What are the most common customer service mistakes made by CSRs, Sales Associates and Customer Experience Professionals? The Belding Group asked the members of Customer Service Champions, LinkedIn’s 2nd largest customer service group.
200 people responded in the first week, and the results were categorized into 24 categories. They clearly knew their stuff, because it read like a recipe for a customer service training manual. What is interesting is that, with so many people having this tremendous insight into what it takes to create outstanding customer experiences, why does it sometimes seem to be the exception rather than the rule?

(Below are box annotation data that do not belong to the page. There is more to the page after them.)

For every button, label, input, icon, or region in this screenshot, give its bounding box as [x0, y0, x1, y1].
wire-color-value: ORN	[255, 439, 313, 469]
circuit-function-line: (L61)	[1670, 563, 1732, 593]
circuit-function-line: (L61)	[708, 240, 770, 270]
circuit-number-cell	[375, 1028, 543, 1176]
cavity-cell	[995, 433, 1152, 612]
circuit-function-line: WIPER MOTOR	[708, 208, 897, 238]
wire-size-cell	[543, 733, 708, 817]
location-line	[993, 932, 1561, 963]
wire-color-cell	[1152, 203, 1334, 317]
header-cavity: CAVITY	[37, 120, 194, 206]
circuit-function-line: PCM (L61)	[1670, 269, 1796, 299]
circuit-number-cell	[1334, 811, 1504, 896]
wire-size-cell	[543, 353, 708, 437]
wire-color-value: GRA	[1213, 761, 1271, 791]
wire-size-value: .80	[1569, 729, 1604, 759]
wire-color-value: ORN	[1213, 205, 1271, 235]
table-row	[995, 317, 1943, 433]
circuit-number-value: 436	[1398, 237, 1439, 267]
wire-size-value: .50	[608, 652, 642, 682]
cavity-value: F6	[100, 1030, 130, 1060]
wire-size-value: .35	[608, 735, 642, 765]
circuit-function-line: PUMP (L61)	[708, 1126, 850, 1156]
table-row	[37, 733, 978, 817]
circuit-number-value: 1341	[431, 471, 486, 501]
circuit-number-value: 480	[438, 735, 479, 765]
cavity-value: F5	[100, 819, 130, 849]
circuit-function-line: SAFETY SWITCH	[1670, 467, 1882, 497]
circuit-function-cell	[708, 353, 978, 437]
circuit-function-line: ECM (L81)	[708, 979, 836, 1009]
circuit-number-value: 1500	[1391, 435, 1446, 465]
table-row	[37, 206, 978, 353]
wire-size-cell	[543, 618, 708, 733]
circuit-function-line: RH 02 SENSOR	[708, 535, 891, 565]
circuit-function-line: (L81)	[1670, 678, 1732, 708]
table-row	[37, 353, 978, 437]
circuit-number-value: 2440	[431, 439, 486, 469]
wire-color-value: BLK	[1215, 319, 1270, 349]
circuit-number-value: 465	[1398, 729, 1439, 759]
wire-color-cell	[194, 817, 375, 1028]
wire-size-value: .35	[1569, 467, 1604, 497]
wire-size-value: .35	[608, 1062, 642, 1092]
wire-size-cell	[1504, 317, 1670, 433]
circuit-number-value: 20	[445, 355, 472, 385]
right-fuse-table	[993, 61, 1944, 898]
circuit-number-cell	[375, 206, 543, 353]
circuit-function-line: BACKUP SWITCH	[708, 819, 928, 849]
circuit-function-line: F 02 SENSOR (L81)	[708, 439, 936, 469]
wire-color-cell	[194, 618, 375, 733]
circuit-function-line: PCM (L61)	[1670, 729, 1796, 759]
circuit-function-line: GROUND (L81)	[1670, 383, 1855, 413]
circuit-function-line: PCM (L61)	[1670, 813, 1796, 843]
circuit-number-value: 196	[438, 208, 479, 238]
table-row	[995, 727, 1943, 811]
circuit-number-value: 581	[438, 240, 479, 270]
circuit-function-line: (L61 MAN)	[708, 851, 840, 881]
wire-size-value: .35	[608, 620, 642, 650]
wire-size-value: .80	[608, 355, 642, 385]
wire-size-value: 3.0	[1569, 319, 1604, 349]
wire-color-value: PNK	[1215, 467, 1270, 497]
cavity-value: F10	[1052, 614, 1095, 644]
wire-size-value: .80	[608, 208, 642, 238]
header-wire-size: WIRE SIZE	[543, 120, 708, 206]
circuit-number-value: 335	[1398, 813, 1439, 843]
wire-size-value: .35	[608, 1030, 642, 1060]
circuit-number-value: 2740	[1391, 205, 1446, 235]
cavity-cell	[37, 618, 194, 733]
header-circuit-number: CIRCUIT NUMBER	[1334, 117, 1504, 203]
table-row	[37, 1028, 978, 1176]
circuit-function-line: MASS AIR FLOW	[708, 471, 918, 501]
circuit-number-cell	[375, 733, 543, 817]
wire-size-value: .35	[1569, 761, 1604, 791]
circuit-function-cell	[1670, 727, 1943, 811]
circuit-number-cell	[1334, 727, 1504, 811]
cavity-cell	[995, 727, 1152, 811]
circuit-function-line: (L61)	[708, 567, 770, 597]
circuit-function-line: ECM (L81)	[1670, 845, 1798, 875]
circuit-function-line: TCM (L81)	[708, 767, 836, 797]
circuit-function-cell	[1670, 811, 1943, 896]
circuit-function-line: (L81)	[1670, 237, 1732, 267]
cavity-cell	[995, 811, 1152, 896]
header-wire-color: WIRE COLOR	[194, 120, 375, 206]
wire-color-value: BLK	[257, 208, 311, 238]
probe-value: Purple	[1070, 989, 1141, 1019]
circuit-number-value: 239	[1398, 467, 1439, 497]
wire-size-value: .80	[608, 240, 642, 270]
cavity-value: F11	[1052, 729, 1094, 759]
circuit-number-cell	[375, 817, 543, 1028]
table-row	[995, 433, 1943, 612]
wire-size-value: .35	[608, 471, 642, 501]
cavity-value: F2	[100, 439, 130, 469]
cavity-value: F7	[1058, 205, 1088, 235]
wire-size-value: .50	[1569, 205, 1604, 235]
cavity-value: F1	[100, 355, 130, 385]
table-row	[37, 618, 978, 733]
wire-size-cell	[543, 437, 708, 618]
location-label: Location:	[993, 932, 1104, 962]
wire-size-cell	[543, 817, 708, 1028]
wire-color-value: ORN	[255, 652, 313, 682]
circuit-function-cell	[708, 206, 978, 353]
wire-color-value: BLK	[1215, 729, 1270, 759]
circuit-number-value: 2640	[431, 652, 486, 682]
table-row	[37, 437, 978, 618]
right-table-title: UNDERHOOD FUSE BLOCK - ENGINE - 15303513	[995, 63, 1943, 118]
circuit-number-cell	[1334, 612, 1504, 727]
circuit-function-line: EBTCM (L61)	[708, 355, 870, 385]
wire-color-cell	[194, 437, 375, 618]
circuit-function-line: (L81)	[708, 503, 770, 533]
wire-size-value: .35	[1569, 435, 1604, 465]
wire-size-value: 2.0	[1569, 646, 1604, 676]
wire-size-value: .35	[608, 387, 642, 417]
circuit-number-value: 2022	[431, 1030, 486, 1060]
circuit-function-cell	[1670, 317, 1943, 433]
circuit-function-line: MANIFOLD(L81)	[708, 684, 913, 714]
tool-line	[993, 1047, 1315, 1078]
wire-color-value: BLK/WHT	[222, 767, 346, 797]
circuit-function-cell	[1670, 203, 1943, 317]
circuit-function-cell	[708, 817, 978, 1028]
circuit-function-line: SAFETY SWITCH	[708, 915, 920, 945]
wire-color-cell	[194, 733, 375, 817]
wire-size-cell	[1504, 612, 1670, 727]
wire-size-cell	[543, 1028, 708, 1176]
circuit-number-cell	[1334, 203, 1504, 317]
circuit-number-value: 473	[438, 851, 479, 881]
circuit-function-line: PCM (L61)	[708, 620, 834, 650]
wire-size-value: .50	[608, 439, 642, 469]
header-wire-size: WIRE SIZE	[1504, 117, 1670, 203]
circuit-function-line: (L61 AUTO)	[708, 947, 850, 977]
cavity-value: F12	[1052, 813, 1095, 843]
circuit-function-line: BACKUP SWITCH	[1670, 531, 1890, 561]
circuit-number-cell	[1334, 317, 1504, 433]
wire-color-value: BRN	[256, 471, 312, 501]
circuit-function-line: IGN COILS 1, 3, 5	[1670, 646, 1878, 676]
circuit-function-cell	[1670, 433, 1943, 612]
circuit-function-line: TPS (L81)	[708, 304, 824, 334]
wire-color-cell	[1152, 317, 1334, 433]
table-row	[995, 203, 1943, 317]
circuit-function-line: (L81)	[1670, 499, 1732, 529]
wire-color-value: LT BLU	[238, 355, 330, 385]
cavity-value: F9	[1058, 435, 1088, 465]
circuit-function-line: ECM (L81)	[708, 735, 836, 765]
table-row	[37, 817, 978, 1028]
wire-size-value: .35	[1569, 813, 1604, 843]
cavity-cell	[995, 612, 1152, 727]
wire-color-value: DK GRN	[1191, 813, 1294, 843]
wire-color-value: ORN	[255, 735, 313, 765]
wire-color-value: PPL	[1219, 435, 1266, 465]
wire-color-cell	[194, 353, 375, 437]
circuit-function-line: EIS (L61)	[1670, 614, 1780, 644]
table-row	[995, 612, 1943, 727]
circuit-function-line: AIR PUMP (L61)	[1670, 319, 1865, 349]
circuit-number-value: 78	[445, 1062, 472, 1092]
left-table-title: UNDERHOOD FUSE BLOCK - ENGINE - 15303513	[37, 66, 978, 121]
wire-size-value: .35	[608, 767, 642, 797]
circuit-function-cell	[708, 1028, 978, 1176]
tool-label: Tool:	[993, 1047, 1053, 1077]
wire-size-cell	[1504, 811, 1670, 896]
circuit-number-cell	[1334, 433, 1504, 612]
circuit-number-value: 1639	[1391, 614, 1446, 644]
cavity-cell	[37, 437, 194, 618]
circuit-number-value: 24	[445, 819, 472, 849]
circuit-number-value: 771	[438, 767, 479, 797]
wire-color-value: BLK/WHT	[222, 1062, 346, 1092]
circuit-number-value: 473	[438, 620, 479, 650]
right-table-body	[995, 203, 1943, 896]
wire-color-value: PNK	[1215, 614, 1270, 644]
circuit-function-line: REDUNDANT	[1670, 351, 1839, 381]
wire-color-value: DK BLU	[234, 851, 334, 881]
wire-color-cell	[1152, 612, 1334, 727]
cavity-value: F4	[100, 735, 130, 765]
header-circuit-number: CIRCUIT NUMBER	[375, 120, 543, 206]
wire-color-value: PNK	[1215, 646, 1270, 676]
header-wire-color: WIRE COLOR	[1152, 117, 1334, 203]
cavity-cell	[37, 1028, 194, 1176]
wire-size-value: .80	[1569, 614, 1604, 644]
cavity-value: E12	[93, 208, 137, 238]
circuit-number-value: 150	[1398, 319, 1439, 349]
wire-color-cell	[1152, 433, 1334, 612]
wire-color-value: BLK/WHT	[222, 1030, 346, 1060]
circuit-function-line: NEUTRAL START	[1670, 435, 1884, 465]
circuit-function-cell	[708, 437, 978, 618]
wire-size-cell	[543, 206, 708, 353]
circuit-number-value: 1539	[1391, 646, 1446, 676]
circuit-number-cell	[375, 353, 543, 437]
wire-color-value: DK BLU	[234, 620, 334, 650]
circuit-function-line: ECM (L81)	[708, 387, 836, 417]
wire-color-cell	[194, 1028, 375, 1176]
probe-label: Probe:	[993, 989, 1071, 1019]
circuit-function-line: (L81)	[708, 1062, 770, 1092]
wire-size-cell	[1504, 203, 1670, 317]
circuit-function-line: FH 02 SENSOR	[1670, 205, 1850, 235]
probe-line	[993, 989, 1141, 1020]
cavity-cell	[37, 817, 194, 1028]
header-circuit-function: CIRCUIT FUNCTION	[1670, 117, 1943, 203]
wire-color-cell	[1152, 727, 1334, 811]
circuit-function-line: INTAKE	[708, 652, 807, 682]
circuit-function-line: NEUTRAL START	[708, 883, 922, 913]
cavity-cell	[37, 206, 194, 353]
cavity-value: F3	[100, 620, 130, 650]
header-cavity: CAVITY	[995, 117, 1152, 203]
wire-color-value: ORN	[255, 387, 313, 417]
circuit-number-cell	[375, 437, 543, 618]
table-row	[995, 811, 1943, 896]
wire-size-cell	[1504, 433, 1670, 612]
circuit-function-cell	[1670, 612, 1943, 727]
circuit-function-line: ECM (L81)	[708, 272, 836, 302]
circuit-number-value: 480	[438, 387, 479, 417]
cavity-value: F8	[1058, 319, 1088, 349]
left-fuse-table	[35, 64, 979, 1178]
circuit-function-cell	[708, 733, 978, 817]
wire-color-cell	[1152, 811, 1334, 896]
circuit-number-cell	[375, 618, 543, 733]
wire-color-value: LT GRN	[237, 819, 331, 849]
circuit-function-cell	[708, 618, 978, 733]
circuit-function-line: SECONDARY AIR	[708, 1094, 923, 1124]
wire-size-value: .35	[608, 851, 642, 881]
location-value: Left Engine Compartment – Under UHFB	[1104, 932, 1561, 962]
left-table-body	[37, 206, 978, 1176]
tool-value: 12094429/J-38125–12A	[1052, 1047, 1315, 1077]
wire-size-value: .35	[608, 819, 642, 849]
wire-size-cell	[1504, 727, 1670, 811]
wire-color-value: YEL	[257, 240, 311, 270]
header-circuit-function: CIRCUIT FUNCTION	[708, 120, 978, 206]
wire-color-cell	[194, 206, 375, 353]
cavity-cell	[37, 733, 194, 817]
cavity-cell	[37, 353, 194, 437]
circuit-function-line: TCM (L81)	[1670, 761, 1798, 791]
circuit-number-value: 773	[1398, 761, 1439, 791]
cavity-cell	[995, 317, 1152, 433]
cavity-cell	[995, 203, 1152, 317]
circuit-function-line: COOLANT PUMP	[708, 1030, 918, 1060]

Their comments provided some insight into that as well. Large volumes and time constraints were mentioned frequently by people in contact centres. Lack of leadership came up more than a few times. And many identified overly-restrictive company policies that didn’t allow customer-facing employees to take ownership, or give them the empowerment to resolve issues. This is a list that every company should take a look at when working to improve their customer-focused culture. It points to the need for revisiting policies and practices, providing greater coaching support, customer service training, and customer-focused leadership.
Here are the Top 5 Most Common Customer Service Mistakes.
Follow this link to view the full list.
1. Not Listening
Either not paying attention, not giving customers’ 100% attention, or not using active listening techniques. This was by far the most mentioned failure, representing 18.3% of comments.
2. Absence of Empathy, Compassion or Apologies
12.5% of comments identified these as the most common customer service mistakes. Many of the comments pointed out that, when we have empathy with our customers, they are often far more understanding and less likely to escalate issues.
3. Absence of Ownership
11.7% of comments identified customer service people not taking ownership over issues as a significant factor. This included inconsistent messaging, not going beyond basic policies, and not being willing to adapt to unique circumstances. This, as the research shows, is the critical element to creating WOW customer experiences.
4. Not Following through, Being Responsive or Delivering on Promises
When we don’t respond in a timely or appropriate manner, of if we make promises that aren’t kept, it can quickly turn small customer service issues into Big Problems. 10.9% of comments.
5. Making Assumptions
10% of comments cited ‘making assumptions’ as a common mistake that leads to poor customer experiences. This included not being respectful enough to find out what the customer is thinking, or what he or she really wants.